Let's get this one settled out here and now.
The myths surrounding St. Patrick that need to be squelched have already popped up elsewhere on the Internet this year. Perhaps a bit early; I think the odd winter weather's sprouting them funny.
These are, to my knowledge, the correct statements about the big three misapprehensions about the saint that neo-pagans fling around this time of year and any other time his name comes up. I'm sorry if this runs long; it's a pet peeve of mine.
1) Patrick was not the first Christian in Ireland. He wasn't even the first bishop sent by Rome. That honor went to Palladius, who showed up the year before Patrick did. Best hypothesis is that Christianity first appeared in Ireland sometime in the second or third century of the common era. Palladius was sent to serve as the representative of Rome to those Christians, who were in the south of Ireland. Patrick was sent to start evangelizing the northern Irish. His inflated importance to the Irish Catholic church was due entirely to the Leinster diocese's propaganda. See St. Brigid for the other success of their PR campaign.

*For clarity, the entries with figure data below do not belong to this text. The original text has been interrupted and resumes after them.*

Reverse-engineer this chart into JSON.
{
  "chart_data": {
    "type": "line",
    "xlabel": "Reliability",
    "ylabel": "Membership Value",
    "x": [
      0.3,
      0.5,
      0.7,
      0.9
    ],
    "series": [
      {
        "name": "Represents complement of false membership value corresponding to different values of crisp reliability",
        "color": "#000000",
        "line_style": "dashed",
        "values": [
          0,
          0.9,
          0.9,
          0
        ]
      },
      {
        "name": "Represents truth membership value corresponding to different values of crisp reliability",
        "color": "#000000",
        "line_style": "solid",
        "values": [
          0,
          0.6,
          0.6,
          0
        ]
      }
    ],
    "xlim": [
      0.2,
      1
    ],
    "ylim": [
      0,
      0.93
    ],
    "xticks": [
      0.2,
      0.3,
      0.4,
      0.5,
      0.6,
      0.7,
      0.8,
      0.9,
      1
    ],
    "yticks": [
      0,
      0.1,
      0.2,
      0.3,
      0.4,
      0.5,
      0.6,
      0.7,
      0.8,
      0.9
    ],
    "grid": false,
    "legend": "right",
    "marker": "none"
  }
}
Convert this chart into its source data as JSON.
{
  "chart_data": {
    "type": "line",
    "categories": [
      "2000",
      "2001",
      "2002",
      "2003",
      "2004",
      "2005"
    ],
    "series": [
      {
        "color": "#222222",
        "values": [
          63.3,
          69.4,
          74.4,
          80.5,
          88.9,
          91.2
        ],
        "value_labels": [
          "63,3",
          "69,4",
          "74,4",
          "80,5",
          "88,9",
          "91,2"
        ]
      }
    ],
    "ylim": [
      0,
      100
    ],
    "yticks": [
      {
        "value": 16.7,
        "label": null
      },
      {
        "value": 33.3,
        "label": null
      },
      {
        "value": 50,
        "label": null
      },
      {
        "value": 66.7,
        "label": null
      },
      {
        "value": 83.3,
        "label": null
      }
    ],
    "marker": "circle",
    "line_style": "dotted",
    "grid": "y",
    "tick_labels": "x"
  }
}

2) The snakes he drove out of Ireland were not symbolic of druids, pagans, or goddess worshippers. They were, quite simply, snakes. The tale was lifted from the life story of St. Hilaire, who was said to have evicted the snakes in a section of France, as an explanation of why there are no native snakes in Ireland. That piece of
3) Most of the druids, and many other pagans, were still around when Patrick died. It took a century or so after his death to finish the conversion process, and it was hardly what you'd call a complete success. This proves he didn't show up with an invading army and cut down all protesters. If he had, I think he'd have been the first Christian martyr of Ireland. They didn't get any blood martyrs there until the Vikings started showing up and poking at monasteries. The conversion process was one of social pressure and legal wrangling to switch power to the churches, not one of swords and bloodshed.
Thank you. Good night. Happy St. Patrick's Day. Please skip the green beer. You don't know where it's been.